My conclusion is that this was an idea with great potential benefit. So far the only criticism that I can make was that they should have staggered the doses so that the side effects would have affected fewer volunteers, but hindsight is fine thing.

5 comments:

Anonymous said...

This has been very unfortunate.

Aside from damage this has done to the six young chaps, it has set back clinical trials years. This forces more companies to source their trials in India and China, where problems like this can be slipped under the mat, and nobody will ever know.

Anonymous said...

There is nothing wrong in outsourcing drug trials. The costs are cheaper, and to imply other countries are somehow less vigilant in drug testing is an insult to those countries and their citizens.

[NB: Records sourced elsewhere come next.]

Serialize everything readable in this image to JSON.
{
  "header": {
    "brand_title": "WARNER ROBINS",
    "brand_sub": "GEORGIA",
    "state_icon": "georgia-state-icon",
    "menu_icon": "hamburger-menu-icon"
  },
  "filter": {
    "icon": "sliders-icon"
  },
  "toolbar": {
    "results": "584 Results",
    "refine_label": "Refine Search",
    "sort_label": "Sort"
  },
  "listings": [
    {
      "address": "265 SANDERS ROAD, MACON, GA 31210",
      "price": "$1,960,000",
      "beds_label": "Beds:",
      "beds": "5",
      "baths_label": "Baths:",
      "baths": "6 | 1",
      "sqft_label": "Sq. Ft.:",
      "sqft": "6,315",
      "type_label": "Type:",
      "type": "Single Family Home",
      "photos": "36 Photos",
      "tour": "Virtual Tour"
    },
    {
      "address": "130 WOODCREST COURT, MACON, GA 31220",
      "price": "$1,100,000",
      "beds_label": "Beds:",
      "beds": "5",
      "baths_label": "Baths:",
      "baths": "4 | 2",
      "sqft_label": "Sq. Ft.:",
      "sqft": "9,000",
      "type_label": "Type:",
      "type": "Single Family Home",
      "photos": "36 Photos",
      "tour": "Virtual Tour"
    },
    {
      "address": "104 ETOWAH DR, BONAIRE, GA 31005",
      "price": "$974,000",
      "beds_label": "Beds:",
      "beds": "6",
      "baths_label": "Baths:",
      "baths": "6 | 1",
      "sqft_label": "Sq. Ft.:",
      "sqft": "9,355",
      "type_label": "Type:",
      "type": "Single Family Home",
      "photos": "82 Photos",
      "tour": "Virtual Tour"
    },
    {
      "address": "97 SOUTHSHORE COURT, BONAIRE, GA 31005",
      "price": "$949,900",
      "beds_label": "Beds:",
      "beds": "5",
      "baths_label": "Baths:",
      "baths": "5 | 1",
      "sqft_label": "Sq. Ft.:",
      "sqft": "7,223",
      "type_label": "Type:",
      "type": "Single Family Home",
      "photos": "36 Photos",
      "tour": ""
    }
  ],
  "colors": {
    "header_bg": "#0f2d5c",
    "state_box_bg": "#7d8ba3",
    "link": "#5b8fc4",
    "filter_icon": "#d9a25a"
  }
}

The wealthy in those countries live as well as the wealthy in the UK and the US.

All of this unfortunate situation shows that we are still very much in the dark about the immune system.

This will mean the end of that company and its work on this CLL drug.

This brings to mind the gene therapy trial a few years ago that killed the healthy college student in the US. Also reminds one of the two children who came down with leukemia after a different gene therapy trial.

Science cannot advance without taking risks. The Apollo 1 astronauts who were killed in a fire fueled by a pure oxygen atmosphere forced a change to a normally-constituted atmosphere. It took three lives to figure it out.

Sad, but necessary tragedy.

Anonymous said...

You're kidding mate ? These trials are OK ? Paying "suckers" mini money to experiment on them in such dangerous experiments is totally unethical and extremely bad scientific practise in my view. There is no excuse for this. _ Robert, from Australia. I would expect better from someone of my heritage.

Anonymous said...

You say, "But hundreds of drugs have never been tested on humans because they were too toxic to animals. If the animal tests were omitted there would be many more like the London Six."

Question: if toxicity shows up in humans and not in test animals as it happened here, wouldn't the opposite also occur - potentially beneficial drugs that would be safe for humans eliminated because of their toxicity to test animals?
To mention only one example, a moderate dose of aspirin and acetaminophen will kill a cat even though well tolerated in people.

Terry Hamblin said...

When drugs are tested in animals it is well recognised that not all animals are the same. Toxicity in a single species is not enough to kill a drug. All drugs are tested in at least two, and these are usually dissimilar such as a mouse and a dog or a rat and a pig. Increasingly macaques are favored as being physiologically closer to man.

Drug testing is not done in a void. A clear understanding of what a drug is supposed to do to a physiological process is gained before it ever enters an animal, let alone a man. For those who are dissatisfied with the current road to drug discovery lies the responsibility of deriving a better one. The present system has delivered drugs that have saved millions of lives, has reduced the death rate from both cancer and heart disease, and continues to make new drugs available.

Most people won't remember how we used to treat heart failure when I was a young doctor. We had one strong diuretic - it involved poisoning teh kidneys with mercury. Sometimes we were reduced to sticking fine tubes ubder the skin of edematous legs in order to drain the fluid away.